June Books 13) The Gardeners of Salonika

13) The Gardeners of Salonika, by Alan Palmer

Where Ward Price’s book was a journalistic account written half way through the campaign and subject to a strong propagandistic bias, Palmer wrote this half a century after, in 1965, with access to the memoirs of all the major participants on all sides, as a comprehensive and masterly scholarly account of the Macedonia Campaign. He concentrates especially on the geopolitics, especially the squabbling between the armies’ far-off masters in Paris and London debating what it should do (or indeed if it should still be there). The final chapter, where the commanding general manages to persuade/hoodwink the politicians into letting him try a September offensive against the Bulgarians, and they fold within days and partly as a result the whole war finishes a few weeks later, is very exciting and almost moving.

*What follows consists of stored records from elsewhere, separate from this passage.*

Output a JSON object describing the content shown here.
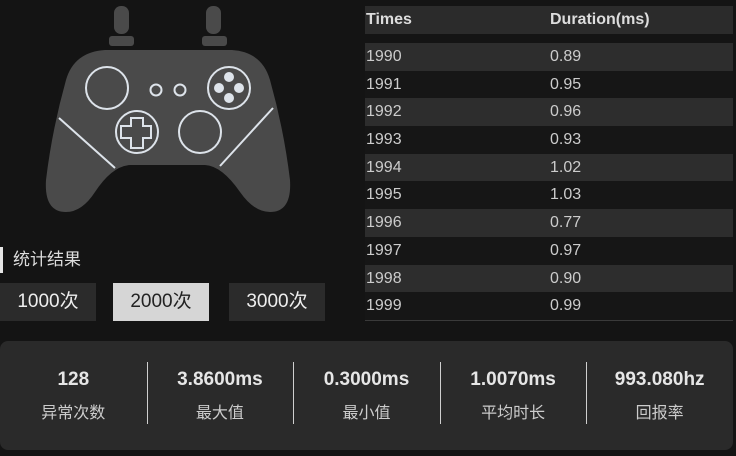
{
  "section_title": "统计结果",
  "sample_buttons": [
    {
      "label": "1000次",
      "active": false
    },
    {
      "label": "2000次",
      "active": true
    },
    {
      "label": "3000次",
      "active": false
    }
  ],
  "table": {
    "headers": [
      "Times",
      "Duration(ms)"
    ],
    "rows": [
      [
        "1990",
        "0.89"
      ],
      [
        "1991",
        "0.95"
      ],
      [
        "1992",
        "0.96"
      ],
      [
        "1993",
        "0.93"
      ],
      [
        "1994",
        "1.02"
      ],
      [
        "1995",
        "1.03"
      ],
      [
        "1996",
        "0.77"
      ],
      [
        "1997",
        "0.97"
      ],
      [
        "1998",
        "0.90"
      ],
      [
        "1999",
        "0.99"
      ]
    ]
  },
  "stats": [
    {
      "value": "128",
      "label": "异常次数"
    },
    {
      "value": "3.8600ms",
      "label": "最大值"
    },
    {
      "value": "0.3000ms",
      "label": "最小值"
    },
    {
      "value": "1.0070ms",
      "label": "平均时长"
    },
    {
      "value": "993.080hz",
      "label": "回报率"
    }
  ],
  "icons": {
    "controller": "gamepad-icon"
  },
  "colors": {
    "background": "#141414",
    "controller": "#4a4a4a",
    "active_button": "#d6d6d6"
  }
}
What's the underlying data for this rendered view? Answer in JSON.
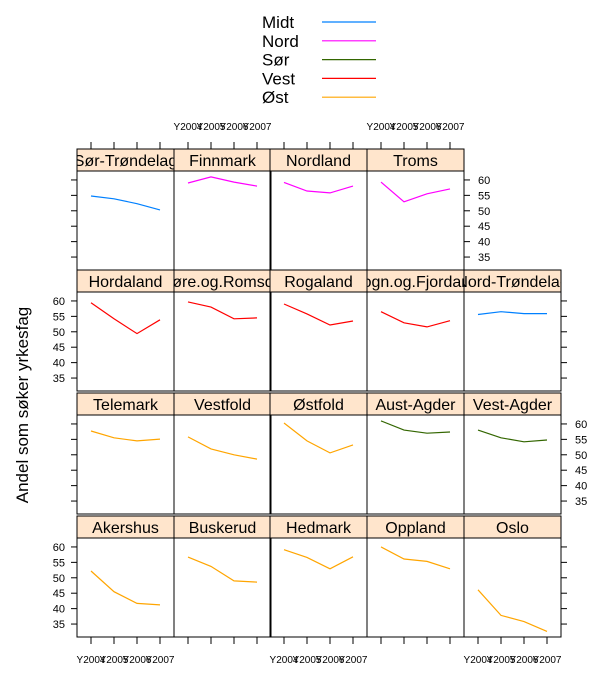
{
  "chart_data": {
    "type": "line",
    "layout": "trellis 5 columns x 4 rows",
    "ylabel": "Andel som søker yrkesfag",
    "xlabel": "",
    "x": [
      "Y2004",
      "Y2005",
      "Y2006",
      "Y2007"
    ],
    "yticks": [
      35,
      40,
      45,
      50,
      55,
      60
    ],
    "ylim": [
      30.8,
      62.9
    ],
    "grid": false,
    "legend_position": "top",
    "strip_color": "#ffe5cc",
    "legend": [
      {
        "name": "Midt",
        "color": "#0080ff"
      },
      {
        "name": "Nord",
        "color": "#ff00ff"
      },
      {
        "name": "Sør",
        "color": "#336600"
      },
      {
        "name": "Vest",
        "color": "#ff0000"
      },
      {
        "name": "Øst",
        "color": "#ffa500"
      }
    ],
    "panels": [
      [
        {
          "name": "Sør-Trøndelag",
          "group": "Midt",
          "values": [
            54.8,
            53.9,
            52.3,
            50.3
          ]
        },
        {
          "name": "Finnmark",
          "group": "Nord",
          "values": [
            59.0,
            61.0,
            59.3,
            58.0
          ]
        },
        {
          "name": "Nordland",
          "group": "Nord",
          "values": [
            59.2,
            56.4,
            55.8,
            58.0
          ]
        },
        {
          "name": "Troms",
          "group": "Nord",
          "values": [
            59.3,
            52.9,
            55.5,
            57.1
          ]
        }
      ],
      [
        {
          "name": "Hordaland",
          "group": "Vest",
          "values": [
            59.4,
            54.2,
            49.4,
            53.9
          ]
        },
        {
          "name": "Møre.og.Romsdal",
          "group": "Vest",
          "values": [
            59.7,
            58.0,
            54.2,
            54.5
          ]
        },
        {
          "name": "Rogaland",
          "group": "Vest",
          "values": [
            59.0,
            55.8,
            52.2,
            53.5
          ]
        },
        {
          "name": "Sogn.og.Fjordane",
          "group": "Vest",
          "values": [
            56.5,
            52.9,
            51.6,
            53.6
          ]
        },
        {
          "name": "Nord-Trøndelag",
          "group": "Midt",
          "values": [
            55.6,
            56.5,
            55.9,
            55.9
          ]
        }
      ],
      [
        {
          "name": "Telemark",
          "group": "Øst",
          "values": [
            57.7,
            55.5,
            54.5,
            55.1
          ]
        },
        {
          "name": "Vestfold",
          "group": "Øst",
          "values": [
            55.8,
            51.9,
            50.0,
            48.6
          ]
        },
        {
          "name": "Østfold",
          "group": "Øst",
          "values": [
            60.3,
            54.5,
            50.6,
            53.2
          ]
        },
        {
          "name": "Aust-Agder",
          "group": "Sør",
          "values": [
            61.0,
            58.0,
            57.0,
            57.4
          ]
        },
        {
          "name": "Vest-Agder",
          "group": "Sør",
          "values": [
            58.0,
            55.5,
            54.2,
            54.8
          ]
        }
      ],
      [
        {
          "name": "Akershus",
          "group": "Øst",
          "values": [
            52.2,
            45.5,
            41.7,
            41.2
          ]
        },
        {
          "name": "Buskerud",
          "group": "Øst",
          "values": [
            56.7,
            53.7,
            49.0,
            48.6
          ]
        },
        {
          "name": "Hedmark",
          "group": "Øst",
          "values": [
            59.1,
            56.6,
            52.9,
            56.8
          ]
        },
        {
          "name": "Oppland",
          "group": "Øst",
          "values": [
            60.0,
            56.1,
            55.3,
            52.9
          ]
        },
        {
          "name": "Oslo",
          "group": "Øst",
          "values": [
            46.1,
            37.8,
            35.8,
            32.6
          ]
        }
      ]
    ]
  }
}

I bought it for a considered account of the Kosturina retreat of December 1915, which I believe my grandfather was engaged in, but in fact Ward Price’s account is much better. However there were several incidental details that I found very interesting:

i) the account of the trial and execution of “Apis” (Dragutin Dimitrijević), which Rebecca West refers to in murky terms in Black Lamb and Grey Falcon, but I found entirely comprehensible as presented here – Pašić knew that Apis had already been responsible for the murders of King Alexander and Archduke Franz Ferdinand, and didn’t want any more names added to the list (and Pašić was not the last Serbian Prime Minister to worry about rogue elements of military intellgence; unlike poor Zoran Djindjić, he was able to get them before they got him); and

ii) the brief but intriguing and entertaining account of Essad Pasha’s attempts to present himself as the legitimate ruler of Albania – obviously, while he was able to bring in extyra forces and territory, it was very welcome, but eventually the Allies decided they weren’t all that interested in Albanian territory anyway.

One really annoying thing – the town of Veles is consistently mis-spelt Veleš (except in the maps). And Štip is mis-spelt as Stip. As I keep on saying, if you’re going to get the diacritical marks wrong, better not to use them at all.